Fulham Shore, the operator of Franco Manca and The Real Greek, has reported EBITDA of £7.4m for the year ended 25 March 2018 – up 2.1% year on year.
Revenue was up 35.4% to £54.7m, driven by 13 new openings – nine Franco Manca and four Real Greek sites.
Loss after tax was £150,000, due to an impairment charge, with £0.5m written off due to the decision to close an underperforming Franco Manca site at Brighton Marina later this year.
Sales in the first quarter of our current financial year, April to June 2018, have been “encouraging” in both Franco Manca and The Real Greek, with both showing overall like for like revenue increases during this quarter, chairman David Page said.
Page said despite restaurant over supply, Brexit, fragile consumer confidence and inflationary pressures, it had been a year of growth and strategic progress for the group.
After adding 23 pizzerias in London in 2014-17, initial cannibalisation of some original stores, due to them being less than quarter of a mile apart, had stabilised.
Following a successful launch in Italy, the group is now considering further international opportunities for Franco Manca.

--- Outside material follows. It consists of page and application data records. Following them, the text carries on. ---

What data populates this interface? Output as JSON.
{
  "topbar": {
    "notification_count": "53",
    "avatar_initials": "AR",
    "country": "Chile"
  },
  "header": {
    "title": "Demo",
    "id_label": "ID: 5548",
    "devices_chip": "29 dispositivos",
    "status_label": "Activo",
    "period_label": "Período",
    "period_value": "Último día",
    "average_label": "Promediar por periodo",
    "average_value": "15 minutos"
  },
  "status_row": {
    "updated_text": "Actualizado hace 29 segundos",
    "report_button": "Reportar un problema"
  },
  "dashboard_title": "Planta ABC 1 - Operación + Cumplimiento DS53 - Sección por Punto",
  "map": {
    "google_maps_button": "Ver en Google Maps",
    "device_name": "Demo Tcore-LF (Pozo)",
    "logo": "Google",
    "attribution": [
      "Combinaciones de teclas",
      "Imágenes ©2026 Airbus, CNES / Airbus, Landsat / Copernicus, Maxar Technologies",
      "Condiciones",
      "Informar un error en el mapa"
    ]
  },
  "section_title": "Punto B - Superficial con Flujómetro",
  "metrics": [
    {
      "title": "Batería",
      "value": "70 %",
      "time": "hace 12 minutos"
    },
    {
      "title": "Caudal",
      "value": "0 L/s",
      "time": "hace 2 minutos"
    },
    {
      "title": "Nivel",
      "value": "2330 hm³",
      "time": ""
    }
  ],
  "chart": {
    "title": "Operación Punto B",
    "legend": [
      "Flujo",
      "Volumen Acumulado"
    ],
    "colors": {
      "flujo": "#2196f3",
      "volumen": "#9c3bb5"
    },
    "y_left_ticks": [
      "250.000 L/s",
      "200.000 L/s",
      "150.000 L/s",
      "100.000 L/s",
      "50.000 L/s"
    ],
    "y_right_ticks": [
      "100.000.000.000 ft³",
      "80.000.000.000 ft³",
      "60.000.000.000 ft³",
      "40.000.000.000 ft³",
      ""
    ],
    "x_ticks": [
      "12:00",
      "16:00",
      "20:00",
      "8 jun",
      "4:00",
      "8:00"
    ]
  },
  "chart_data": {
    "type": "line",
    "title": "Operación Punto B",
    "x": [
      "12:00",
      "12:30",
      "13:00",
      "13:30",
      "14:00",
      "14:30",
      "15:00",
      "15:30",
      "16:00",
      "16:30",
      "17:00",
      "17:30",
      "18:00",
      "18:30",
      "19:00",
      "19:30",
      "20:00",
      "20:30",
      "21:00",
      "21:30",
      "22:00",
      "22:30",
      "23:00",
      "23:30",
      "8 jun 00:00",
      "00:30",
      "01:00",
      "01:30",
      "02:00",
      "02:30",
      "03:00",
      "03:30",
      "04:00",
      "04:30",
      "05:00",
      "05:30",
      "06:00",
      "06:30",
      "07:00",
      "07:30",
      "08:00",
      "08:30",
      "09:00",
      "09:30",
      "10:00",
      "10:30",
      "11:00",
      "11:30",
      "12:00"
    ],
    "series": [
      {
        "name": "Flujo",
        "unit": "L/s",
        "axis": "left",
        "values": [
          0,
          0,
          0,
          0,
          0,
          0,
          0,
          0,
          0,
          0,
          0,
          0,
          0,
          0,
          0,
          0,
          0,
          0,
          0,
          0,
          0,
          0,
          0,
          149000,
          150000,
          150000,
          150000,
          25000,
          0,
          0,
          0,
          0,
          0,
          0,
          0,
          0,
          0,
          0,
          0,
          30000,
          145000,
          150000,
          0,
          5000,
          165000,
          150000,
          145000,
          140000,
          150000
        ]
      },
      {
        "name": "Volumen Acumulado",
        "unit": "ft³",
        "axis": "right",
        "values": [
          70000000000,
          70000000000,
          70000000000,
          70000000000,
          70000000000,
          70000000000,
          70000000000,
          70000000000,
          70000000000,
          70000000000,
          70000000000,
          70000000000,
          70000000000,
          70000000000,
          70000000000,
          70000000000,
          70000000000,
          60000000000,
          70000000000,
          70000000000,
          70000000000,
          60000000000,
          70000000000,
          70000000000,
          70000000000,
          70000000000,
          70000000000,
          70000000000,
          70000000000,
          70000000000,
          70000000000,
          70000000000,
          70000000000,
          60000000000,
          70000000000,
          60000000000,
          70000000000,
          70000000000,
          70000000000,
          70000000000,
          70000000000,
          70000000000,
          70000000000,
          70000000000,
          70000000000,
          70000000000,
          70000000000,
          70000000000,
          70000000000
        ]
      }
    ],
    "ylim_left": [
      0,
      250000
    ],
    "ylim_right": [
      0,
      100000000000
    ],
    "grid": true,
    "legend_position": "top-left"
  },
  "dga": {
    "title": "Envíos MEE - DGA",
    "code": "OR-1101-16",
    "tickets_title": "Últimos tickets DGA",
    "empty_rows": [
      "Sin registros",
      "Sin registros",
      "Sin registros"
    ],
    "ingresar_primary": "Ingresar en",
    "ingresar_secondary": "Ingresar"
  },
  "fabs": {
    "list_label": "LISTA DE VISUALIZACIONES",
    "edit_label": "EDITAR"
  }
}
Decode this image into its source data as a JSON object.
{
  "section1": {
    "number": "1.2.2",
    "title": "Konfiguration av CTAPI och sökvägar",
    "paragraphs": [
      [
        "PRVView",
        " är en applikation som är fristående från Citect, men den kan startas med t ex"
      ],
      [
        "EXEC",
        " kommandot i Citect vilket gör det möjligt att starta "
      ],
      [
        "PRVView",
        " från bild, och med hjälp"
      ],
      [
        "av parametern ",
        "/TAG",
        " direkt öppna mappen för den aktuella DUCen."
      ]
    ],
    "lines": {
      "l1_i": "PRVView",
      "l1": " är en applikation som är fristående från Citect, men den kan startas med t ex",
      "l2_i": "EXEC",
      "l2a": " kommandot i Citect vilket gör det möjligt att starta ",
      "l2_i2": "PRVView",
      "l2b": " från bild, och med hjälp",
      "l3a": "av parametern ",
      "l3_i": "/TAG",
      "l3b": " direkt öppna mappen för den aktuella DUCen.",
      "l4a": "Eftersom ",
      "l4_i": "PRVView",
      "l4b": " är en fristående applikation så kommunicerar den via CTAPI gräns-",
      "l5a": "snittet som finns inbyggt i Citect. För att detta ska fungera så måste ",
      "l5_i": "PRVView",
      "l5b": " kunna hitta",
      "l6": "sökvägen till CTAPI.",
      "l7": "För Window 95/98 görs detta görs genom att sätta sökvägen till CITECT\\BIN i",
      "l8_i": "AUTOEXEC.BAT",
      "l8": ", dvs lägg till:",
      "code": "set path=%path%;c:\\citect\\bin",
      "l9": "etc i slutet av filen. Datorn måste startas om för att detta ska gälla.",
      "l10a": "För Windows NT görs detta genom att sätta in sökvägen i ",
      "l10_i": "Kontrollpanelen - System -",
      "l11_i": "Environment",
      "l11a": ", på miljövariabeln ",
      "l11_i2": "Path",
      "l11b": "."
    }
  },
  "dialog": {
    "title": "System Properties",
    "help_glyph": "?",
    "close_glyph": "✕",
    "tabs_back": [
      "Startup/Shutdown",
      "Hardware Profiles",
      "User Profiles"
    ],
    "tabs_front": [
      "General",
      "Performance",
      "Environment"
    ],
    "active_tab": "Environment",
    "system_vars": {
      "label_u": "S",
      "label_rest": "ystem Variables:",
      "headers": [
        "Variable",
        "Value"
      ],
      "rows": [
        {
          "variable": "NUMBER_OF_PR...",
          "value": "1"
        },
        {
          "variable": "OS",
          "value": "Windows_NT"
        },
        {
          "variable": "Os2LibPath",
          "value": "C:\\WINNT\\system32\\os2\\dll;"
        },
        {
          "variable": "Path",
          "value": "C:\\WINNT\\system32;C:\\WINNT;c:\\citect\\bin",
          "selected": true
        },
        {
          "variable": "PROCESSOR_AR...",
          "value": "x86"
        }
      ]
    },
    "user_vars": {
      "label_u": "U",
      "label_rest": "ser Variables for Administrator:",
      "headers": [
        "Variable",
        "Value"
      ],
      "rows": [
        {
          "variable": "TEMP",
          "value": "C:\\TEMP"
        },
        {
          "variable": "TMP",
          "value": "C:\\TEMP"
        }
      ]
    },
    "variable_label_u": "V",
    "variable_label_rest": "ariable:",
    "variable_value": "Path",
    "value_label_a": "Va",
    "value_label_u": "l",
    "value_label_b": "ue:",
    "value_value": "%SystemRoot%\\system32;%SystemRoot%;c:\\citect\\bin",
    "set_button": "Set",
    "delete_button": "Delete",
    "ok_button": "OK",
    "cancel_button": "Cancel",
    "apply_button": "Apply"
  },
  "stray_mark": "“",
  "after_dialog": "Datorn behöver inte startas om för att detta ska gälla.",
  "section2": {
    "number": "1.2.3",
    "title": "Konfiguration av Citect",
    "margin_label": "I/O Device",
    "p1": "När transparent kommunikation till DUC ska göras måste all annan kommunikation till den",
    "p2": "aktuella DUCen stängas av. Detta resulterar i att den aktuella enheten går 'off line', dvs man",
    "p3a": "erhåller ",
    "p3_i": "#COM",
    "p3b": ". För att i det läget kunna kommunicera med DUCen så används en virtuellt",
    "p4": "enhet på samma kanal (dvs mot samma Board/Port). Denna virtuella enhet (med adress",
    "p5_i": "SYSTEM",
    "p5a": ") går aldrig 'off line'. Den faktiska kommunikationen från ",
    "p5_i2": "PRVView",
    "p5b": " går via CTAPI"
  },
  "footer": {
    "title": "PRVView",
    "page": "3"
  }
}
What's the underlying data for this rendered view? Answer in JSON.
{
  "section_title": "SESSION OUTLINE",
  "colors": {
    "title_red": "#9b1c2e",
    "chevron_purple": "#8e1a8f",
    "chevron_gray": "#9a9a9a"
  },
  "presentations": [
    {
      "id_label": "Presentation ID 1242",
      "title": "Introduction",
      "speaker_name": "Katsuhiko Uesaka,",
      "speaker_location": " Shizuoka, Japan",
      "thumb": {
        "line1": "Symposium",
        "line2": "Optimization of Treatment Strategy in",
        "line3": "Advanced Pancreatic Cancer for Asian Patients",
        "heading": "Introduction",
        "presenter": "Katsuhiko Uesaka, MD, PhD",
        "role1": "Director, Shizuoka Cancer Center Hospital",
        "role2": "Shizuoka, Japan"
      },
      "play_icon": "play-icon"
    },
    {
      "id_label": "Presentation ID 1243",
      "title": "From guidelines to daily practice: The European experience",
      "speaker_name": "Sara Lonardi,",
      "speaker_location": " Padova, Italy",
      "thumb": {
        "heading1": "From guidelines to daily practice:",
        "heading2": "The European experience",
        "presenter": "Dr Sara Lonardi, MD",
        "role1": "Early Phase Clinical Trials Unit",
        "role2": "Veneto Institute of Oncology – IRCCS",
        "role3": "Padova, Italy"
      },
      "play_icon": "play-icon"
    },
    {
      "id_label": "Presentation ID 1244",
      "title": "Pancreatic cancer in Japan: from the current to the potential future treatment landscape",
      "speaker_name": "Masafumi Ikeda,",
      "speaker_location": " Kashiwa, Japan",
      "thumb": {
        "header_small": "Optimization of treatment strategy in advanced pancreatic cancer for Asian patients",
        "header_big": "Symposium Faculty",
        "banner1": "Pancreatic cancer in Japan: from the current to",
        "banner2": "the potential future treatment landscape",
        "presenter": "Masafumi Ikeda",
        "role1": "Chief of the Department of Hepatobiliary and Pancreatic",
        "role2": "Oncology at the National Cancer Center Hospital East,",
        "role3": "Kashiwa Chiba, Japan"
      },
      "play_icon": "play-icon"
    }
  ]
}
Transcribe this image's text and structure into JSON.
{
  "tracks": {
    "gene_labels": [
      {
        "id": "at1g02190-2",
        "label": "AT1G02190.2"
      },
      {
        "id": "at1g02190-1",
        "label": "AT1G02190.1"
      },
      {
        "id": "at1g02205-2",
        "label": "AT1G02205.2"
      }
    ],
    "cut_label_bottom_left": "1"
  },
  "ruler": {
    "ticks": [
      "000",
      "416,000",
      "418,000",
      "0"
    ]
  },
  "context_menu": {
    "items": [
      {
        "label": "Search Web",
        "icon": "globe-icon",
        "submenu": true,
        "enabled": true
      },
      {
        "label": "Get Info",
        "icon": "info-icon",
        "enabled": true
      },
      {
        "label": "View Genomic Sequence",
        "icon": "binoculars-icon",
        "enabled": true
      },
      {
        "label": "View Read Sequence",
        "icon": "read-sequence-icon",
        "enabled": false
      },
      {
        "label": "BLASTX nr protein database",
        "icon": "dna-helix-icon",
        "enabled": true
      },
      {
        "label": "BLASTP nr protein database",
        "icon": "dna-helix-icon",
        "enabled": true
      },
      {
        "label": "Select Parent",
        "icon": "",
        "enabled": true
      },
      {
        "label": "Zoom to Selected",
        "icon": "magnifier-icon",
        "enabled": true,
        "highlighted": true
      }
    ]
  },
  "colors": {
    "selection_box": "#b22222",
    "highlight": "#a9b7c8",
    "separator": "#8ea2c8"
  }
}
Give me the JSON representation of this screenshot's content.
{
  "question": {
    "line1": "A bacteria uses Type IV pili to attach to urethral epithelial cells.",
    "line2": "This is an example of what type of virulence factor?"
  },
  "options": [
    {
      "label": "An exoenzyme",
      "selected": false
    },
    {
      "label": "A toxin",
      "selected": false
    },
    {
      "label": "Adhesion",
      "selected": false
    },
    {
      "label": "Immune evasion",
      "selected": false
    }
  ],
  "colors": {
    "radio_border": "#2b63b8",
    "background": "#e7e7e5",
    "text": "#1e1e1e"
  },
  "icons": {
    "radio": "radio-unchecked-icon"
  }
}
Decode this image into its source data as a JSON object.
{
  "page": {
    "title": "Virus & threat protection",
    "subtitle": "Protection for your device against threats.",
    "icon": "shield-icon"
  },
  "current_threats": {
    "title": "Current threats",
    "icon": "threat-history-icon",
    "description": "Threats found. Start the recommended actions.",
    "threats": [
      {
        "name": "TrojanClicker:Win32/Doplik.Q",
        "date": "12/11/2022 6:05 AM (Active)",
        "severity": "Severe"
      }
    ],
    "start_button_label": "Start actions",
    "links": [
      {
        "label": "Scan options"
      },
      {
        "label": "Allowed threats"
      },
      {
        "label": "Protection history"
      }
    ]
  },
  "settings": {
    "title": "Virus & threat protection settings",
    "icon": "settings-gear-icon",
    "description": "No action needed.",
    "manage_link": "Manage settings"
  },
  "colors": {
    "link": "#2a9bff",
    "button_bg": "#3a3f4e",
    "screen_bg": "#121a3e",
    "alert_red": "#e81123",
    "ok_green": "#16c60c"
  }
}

Page said The Real Greek was popular with landlords and consumers, due its differentiated concept, and healthy offering.
But he warned that though rents are now falling, and landlords are offering incentives, this could continue “poor expansion decisions being made in the sector”.
He said: “We still intend to open a limited number of new restaurants this year and to fund these openings largely from our internally generated cash. Any increase in our openings target would be for stand out and highly profitable locations which would immediately offer above average returns…
“We will continue to approach expansion with caution.”